I have owned this center for a few years, two in fact in two different setups. The Room is the issue with MTM's. my main room is narrow, no seat is more than 7.5 degrees off access. I would have to extend further than my 3 seat couch to hit audible lobbing territory. That would put person 4 on the floor, a foot from a side wall, directly in line of of the whole right or left side speakers (7.1.4) which is going to throw the whole image, bed layer and atmos dominating the left or right side speakers. Bass is very reinforced close to my walls, not even at all, add in the fact the whole image is blown as you are so far off center that on side or the other is gong to be louder than the other depending on what side floor you want to sit on next to the couch.
In my case, lobbing or combing is the least of my worries due to the above and would not even be the main factor for blown sound.
Wide rooms, I get the worries,narrow rooms where seats are not very far off center is not a issue.
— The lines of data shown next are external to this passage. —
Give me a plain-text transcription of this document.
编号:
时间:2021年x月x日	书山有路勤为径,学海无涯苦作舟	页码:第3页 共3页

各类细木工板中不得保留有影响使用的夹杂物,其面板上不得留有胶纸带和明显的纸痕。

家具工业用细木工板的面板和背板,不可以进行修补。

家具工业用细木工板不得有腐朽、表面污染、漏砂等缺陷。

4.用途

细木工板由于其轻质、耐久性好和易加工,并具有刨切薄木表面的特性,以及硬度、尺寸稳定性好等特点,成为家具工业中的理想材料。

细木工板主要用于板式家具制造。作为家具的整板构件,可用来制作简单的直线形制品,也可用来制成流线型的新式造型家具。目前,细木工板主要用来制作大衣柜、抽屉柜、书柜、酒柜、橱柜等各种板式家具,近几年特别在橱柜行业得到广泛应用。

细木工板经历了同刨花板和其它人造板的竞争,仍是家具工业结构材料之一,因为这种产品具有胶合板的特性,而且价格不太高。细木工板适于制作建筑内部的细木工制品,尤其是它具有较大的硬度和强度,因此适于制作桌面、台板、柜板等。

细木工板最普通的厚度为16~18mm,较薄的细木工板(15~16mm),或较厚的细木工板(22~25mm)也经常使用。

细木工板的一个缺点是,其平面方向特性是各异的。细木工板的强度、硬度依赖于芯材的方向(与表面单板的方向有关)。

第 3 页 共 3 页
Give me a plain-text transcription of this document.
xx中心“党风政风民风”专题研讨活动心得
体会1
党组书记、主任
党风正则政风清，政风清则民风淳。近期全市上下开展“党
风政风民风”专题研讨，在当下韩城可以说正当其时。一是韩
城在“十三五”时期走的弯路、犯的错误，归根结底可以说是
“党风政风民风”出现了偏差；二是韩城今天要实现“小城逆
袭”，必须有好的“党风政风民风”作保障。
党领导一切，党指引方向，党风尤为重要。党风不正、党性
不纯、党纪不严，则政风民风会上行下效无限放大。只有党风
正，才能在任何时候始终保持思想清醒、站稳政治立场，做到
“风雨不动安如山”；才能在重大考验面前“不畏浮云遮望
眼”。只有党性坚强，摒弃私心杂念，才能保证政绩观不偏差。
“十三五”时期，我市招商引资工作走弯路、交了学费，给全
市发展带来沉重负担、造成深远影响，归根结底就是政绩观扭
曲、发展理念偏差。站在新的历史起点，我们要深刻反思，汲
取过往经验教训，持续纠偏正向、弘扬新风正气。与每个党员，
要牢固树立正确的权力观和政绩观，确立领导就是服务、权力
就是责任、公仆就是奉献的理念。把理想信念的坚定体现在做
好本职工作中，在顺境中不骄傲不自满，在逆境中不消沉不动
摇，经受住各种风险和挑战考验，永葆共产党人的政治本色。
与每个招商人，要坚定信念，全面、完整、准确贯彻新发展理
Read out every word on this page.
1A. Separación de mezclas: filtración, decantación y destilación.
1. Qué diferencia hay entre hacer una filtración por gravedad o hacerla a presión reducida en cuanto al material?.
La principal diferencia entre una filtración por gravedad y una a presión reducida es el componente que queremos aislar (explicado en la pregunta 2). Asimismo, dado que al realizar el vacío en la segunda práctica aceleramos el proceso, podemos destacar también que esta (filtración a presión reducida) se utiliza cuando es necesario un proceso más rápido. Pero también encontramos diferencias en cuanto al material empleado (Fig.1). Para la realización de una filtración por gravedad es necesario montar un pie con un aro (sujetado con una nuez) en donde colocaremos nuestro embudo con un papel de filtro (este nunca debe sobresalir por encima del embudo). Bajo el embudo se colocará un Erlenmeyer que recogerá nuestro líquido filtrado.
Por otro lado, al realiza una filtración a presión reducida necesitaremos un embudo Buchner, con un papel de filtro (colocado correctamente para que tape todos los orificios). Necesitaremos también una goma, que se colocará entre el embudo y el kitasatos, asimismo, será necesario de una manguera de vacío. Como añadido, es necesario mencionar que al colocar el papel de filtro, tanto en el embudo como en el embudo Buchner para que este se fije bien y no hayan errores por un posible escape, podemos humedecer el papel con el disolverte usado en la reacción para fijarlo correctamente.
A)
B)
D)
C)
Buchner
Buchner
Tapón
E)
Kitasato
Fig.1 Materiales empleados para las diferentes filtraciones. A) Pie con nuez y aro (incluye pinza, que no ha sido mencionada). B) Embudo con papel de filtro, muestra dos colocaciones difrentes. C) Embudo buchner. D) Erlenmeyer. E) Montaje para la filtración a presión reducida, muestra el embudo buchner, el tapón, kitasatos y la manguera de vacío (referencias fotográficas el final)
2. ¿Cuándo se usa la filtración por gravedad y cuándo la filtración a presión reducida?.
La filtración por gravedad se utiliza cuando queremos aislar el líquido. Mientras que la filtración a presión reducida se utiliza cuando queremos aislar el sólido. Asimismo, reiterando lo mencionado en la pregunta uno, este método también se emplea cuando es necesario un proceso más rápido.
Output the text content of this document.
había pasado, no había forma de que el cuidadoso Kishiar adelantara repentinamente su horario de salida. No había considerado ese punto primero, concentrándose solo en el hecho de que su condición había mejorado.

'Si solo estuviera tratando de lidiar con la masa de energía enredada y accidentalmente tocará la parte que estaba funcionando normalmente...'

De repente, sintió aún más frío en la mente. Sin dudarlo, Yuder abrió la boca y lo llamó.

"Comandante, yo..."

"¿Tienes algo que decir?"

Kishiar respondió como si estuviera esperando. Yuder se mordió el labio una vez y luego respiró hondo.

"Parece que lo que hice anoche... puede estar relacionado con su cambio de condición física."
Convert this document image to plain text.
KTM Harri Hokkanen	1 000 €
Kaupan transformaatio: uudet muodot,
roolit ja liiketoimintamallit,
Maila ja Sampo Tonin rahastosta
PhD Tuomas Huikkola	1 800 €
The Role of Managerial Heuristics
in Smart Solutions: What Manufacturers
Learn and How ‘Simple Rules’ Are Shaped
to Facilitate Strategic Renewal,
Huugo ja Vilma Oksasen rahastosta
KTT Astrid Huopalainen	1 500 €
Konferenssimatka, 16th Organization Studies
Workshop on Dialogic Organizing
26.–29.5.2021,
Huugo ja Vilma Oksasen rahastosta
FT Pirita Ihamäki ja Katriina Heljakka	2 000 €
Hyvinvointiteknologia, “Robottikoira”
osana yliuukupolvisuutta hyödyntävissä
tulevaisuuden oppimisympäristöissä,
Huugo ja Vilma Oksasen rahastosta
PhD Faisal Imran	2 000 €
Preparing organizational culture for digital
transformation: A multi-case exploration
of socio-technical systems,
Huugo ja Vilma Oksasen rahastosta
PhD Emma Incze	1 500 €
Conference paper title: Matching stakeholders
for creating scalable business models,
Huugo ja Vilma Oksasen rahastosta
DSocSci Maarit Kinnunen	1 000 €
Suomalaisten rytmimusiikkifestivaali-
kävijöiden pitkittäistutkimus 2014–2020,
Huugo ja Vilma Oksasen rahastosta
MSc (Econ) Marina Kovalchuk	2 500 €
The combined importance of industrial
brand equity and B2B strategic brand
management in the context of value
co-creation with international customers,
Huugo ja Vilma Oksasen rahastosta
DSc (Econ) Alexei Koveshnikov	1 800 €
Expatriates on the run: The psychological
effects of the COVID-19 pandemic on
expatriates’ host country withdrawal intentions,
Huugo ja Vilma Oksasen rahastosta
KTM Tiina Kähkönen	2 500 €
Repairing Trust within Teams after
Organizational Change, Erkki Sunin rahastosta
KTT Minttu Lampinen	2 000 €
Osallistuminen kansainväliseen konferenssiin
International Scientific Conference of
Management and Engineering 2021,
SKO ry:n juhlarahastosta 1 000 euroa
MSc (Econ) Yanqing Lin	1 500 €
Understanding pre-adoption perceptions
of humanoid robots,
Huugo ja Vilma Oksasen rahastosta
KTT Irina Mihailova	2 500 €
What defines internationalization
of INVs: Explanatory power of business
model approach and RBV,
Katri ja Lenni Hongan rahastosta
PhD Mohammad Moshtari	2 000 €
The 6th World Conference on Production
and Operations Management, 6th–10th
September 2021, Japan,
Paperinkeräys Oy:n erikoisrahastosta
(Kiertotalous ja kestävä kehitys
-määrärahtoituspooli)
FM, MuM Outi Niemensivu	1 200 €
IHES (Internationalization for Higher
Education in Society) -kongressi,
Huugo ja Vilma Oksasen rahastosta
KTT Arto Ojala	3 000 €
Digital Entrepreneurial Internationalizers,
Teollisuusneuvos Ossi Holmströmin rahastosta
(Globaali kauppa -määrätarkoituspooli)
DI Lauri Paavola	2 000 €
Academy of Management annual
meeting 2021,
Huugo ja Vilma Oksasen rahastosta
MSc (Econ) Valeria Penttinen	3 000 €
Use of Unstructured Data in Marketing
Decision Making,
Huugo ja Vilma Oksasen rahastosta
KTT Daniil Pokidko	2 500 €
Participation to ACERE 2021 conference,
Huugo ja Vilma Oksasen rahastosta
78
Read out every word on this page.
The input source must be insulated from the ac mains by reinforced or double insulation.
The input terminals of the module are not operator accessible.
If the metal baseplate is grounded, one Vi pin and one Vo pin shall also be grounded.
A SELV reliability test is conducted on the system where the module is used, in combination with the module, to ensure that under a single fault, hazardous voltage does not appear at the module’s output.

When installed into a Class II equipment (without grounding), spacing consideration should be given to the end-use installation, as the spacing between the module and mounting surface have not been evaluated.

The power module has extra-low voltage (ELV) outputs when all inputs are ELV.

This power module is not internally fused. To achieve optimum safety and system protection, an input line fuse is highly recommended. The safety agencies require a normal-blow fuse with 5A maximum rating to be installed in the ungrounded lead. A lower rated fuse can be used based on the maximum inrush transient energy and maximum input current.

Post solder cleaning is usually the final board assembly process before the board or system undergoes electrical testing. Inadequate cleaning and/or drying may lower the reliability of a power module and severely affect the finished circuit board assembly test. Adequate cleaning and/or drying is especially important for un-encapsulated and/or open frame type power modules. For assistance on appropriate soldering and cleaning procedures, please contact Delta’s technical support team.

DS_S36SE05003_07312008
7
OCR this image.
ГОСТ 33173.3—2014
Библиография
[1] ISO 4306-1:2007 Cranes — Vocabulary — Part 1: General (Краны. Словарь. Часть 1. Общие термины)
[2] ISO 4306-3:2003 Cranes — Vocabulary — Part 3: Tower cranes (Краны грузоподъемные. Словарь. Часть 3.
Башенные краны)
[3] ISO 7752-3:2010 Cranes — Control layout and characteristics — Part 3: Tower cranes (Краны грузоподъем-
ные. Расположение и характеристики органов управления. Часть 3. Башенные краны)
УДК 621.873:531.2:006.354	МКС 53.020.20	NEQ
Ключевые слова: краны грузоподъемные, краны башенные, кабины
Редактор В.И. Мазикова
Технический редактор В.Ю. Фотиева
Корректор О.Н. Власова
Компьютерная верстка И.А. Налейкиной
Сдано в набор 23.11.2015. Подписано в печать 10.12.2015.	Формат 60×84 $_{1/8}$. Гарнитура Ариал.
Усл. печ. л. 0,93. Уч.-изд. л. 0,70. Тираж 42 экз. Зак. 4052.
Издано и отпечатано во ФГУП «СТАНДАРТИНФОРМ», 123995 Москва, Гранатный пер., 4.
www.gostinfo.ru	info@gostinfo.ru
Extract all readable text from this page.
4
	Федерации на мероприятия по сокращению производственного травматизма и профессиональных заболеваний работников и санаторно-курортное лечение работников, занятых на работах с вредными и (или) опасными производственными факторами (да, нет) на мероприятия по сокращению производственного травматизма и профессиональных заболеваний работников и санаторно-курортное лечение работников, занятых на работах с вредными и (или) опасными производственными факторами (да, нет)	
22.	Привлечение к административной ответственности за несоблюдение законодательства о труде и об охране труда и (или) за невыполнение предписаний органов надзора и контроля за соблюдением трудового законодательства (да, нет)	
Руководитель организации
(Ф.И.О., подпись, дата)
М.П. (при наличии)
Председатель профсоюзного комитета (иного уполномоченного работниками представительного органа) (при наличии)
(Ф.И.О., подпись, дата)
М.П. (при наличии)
I have been through about 20 centers in my life, mostly 3 ways, at least 8 of them were more than double/triple the price of this unit. The 1723 THX center blows all but one away but one (a 3 way), and that one sounded quite different, some may have a preference between the two, for me either was is great but since it's a full Arendal setup (other than sub) the other speaker does not mix well (I still have it)
The point is MTM's are a issue, BUT only once you hit the off access point where things become audible, in my room 7.5 degrees either way, (15 degree spread over the seats is not audible. Check the charts, see at what degree things start falling apart and check and see if any of the seats you care about are in the zone.
I still maintain that in many rooms the MTM issue when outside the off access window s going to sound like crap for many of our rooms to such a extent that combing is the least of the issues. My sub alone with the way bass piles up near walls I expect would make any combing inaudible, not in a beneficial way, the bass will be so thick and uneven it's going to sound like total crap masking any other lesser audible issues. Combing over that level of muddy bass is not going to be heard, the seat would be way worse than that. It's a bad seat period that should never be used due to endless issues far more serious than a MTM outside the zone issue.
Once again, disclaimer, this thought only concerns narrow rooms and the dispersion pattern.
FOR me the question is not is a MTM a bad idea, the question is "Is it a bad idea for your room?"
PS: First post, long time lurker, that odd fun power cord war last month and the conclusions told me to register as I was in the right place.